(Source: BBC News)
Paul Gilley says he has never seen so few new jobs in the UK hospitality sector – across restaurants, bars and hotels.
Recruitment is bad overall “but in hospitality it is non-existent,” says the boss of London-based recruitment firm PJ Search & Selection. Mr Gilley has run his business for 20 years, specialising in the hospitality sector. Back in March, he says that everything stopped overnight. “Contracts were being cancelled, all permanent vacancies were drying up and within a week we had nothing,” he says.
Despite England being set to come out of the current lockdown on 2 December, returning to a tier-based system and with Christmas fast approaching, Mr Gilley does not see things improving until well into 2021. “The hospitality sector is going to try its damnedest to have a good Christmas, but with social distancing rules in place you can have only less than half the normal number of customers, so extra staff just aren’t needed,” he says. “Places are opening their doors not to make money, but to lose less.”
Recruitment agencies are a very good barometer of a country’s economy.
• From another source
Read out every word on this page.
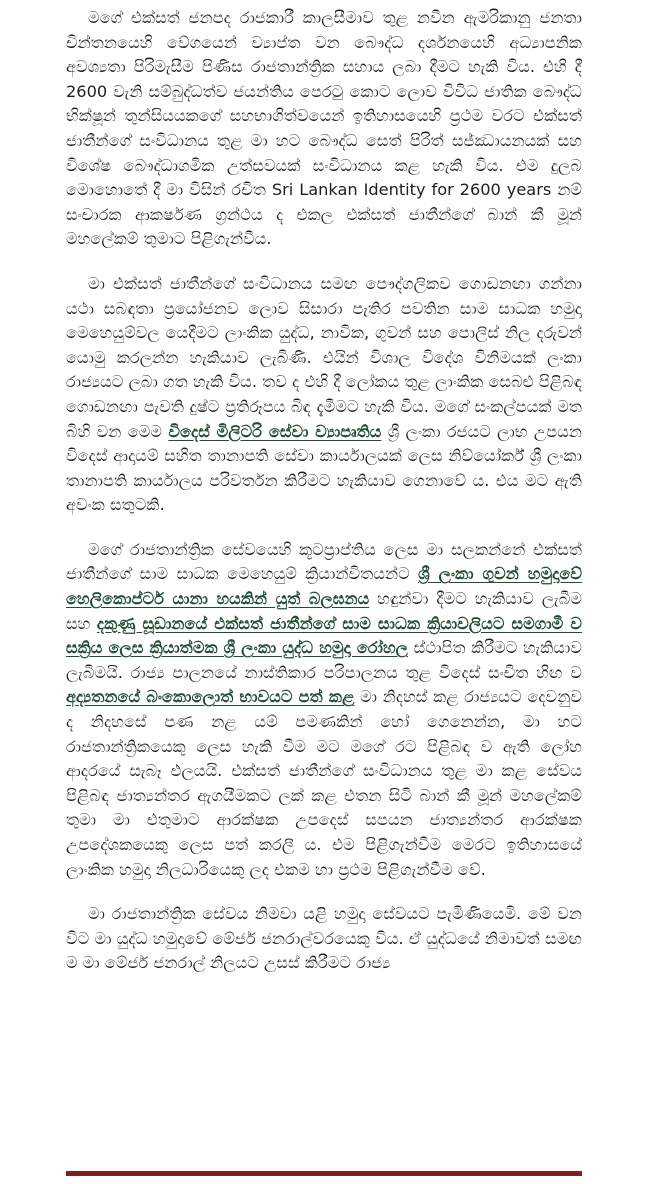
මගේ එක්සත් ජනපද රාජකාරී කාලසීමාව තුළ නවීන ඇමරිකානු ජනතා චින්තනයෙහි වේගයෙන් ව්‍යාප්ත වන බෞද්ධ දර්ශනයෙහි අධ්‍යාපනික අවශ්‍යතා පිරිමැසීම පිණිස රාජතාන්ත්‍රික සහාය ලබා දීමට හැකි විය. එහි දී 2600 වැනි සම්බුද්ධත්ව ජයන්තිය පෙරටු කොට ලොව විවිධ ජාතික බෞද්ධ භික්ෂූන් තුන්සියයකගේ සහභාගිත්වයෙන් ඉතිහාසයෙහි ප්‍රථම වරට එක්සත් ජාතීන්ගේ සංවිධානය තුළ මා හට බෞද්ධ සෙත් පිරිත් සජ්ඣායනයක් සහ විශේෂ බෞද්ධාගමික උත්සවයක් සංවිධානය කළ හැකි විය. එම දුලබ මොහොතේ දී මා විසින් රචිත Sri Lankan Identity for 2600 years නම් සංචාරක ආකර්ෂණ ග්‍රන්ථය ද එකල එක්සත් ජාතීන්ගේ බාන් කී මූන් මහලේකම් තුමාට පිළිගැන්වීය.

මා එක්සත් ජාතීන්ගේ සංවිධානය සමඟ පෞද්ගලිකව ගොඩනඟා ගන්නා යථා සබඳතා ප්‍රයෝජනව ලොව සිසාරා පැතිර පවතින සාම සාධක හමුදා මෙහෙයුම්වල යෙදීමට ලාංකික යුද්ධ, නාවික, ගුවන් සහ පොලිස් නිල දරුවන් යොමු කරලන්න හැකියාව ලැබිණි. එයින් විශාල විදේශ විනිමයක් ලංකා රාජ්‍යයට ලබා ගත හැකි විය. තව ද එහි දී ලෝකය තුළ ලාංකික සෙබළු පිළිබඳ ගොඩනඟා පැවති දුෂ්ට ප්‍රතිරූපය බිඳ දැමීමට හැකි විය. මගේ සංකල්පයක් මත බිහි වන මෙම විදෙස් මිලිටරි සේවා ව්‍යාපෘතිය ශ්‍රී ලංකා රජයට ලාභ උපයන විදෙස් ආදායම් සහිත තානාපති සේවා කාර්යාලයක් ලෙස නිව්යෝර්ක් ශ්‍රී ලංකා තානාපති කාර්යාලය පරිවර්තන කිරීමට හැකියාව ගෙනාවේ ය. එය මට ඇති අවංක සතුටකි.

මගේ රාජතාන්ත්‍රික සේවයෙහි කූටප්‍රාප්තිය ලෙස මා සලකන්නේ එක්සත් ජාතීන්ගේ සාම සාධක මෙහෙයුම් ක්‍රියාන්විතයන්ට ශ්‍රී ලංකා ගුවන් හමුදාවේ හෙලිකොප්ටර් යානා හයකින් යුත් බලඝනය හඳුන්වා දීමට හැකියාව ලැබීම සහ දකුණු සූඩානයේ එක්සත් ජාතීන්ගේ සාම සාධක ක්‍රියාවලියට සමගාමී ව සක්‍රිය ලෙස ක්‍රියාත්මක ශ්‍රී ලංකා යුද්ධ හමුදා රෝහල ස්ථාපිත කිරීමට හැකියාව ලැබීමයි. රාජ්‍ය පාලනයේ නාස්තිකාර පරිපාලනය තුළ විදෙස් සංචිත හිඟ ව අද්‍යතනයේ බංකොලොත් භාවයට පත් කළ මා නිදහස් කළ රාජ්‍යයට දෙවනුව ද නිදහසේ පණ නළ යම් පමණකින් හෝ ගෙනෙන්න, මා හට රාජතාන්ත්‍රිකයෙකු ලෙස හැකි වීම මට මගේ රට පිළිබඳ ව ඇති ලෝහ ආදරයේ සැබෑ ඵලයයි. එක්සත් ජාතීන්ගේ සංවිධානය තුළ මා කළ සේවය පිළිබඳ ජාත්‍යන්තර ඇගයීමකට ලක් කළ එතන සිටි බාන් කී මූන් මහලේකම් තුමා මා එතුමාට ආරක්ෂක උපදෙස් සපයන ජාත්‍යන්තර ආරක්ෂක උපදේශකයෙකු ලෙස පත් කරලී ය. එම පිළිගැන්වීම මෙරට ඉතිහාසයේ ලාංකික හමුදා නිලධාරියෙකු ලද එකම හා ප්‍රථම පිළිගැන්වීම වේ.

මා රාජතාන්ත්‍රික සේවය නිමවා යළි හමුදා සේවයට පැමිණියෙමි. මේ වන විට මා යුද්ධ හමුදාවේ මේජර් ජනරාල්වරයෙකු විය. ඒ යුද්ධයේ නිමාවත් සමඟ ම මා මේජර් ජනරාල් නිලයට උසස් කිරීමට රාජ්‍ය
And across the UK they have seen business dry up, as unemployment has risen due to Covid and the subsequent lockdowns and tier restrictions. The latest official figures show that the UK unemployment rate rose to 4.8% in the three months to September, up from 4.1% in the proceeding quarter. And the unemployment rate among 16 to 24-year-olds, who make up much of the staff across restaurants, bars and hotels, is now 14.6%, also according to official data. Overall UK unemployment is now expected to reach 7.5% next year.
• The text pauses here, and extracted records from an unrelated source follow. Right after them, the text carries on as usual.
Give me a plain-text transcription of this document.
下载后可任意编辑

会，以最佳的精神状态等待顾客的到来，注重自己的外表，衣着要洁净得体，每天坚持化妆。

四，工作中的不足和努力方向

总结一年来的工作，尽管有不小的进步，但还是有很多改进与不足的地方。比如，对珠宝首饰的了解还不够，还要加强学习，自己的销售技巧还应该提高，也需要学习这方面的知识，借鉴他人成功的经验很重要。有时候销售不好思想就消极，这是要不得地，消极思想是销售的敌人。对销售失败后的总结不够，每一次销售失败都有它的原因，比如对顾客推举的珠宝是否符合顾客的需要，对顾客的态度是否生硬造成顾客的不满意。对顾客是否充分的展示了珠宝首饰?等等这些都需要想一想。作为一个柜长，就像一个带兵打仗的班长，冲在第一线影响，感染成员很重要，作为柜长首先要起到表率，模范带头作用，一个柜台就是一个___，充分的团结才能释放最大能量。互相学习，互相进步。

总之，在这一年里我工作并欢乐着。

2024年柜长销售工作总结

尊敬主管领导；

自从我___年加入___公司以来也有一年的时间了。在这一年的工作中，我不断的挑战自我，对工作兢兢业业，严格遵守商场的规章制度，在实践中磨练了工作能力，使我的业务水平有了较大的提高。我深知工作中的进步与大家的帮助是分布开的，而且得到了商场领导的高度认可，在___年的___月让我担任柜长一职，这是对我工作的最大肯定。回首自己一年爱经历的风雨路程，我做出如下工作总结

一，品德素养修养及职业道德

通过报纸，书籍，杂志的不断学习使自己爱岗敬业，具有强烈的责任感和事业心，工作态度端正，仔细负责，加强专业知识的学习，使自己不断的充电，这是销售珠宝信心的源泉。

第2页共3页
This bleak situation also applies to retail, and is replicated globally, says Ann Swain, the chief executive of APSCo, an international trade body that represents the recruitment sector. “In March, education recruitment fell off a cliff because schools were closed down, and other markets followed with permanent recruitment dying for weeks or longer for the likes of retail and hospitality,” she says. But Ms Swain says recruitment has since picked up in areas such as distribution, healthcare and the pharmaceutical sector, where firms have been looking for Covid vaccines. In fact, some entrepreneurs are launching new recruitment firms to capitalise on these trends. One such is UK industry veteran David Spencer-Percival, who has started Life Sciences People, focusing on the pharmaceutical and life sciences sector. “The sector is seeing record investment,” he says. “If you are already in a downturn or recession then there’s everything to play for if you time it right, as the economy can only move one way – up.”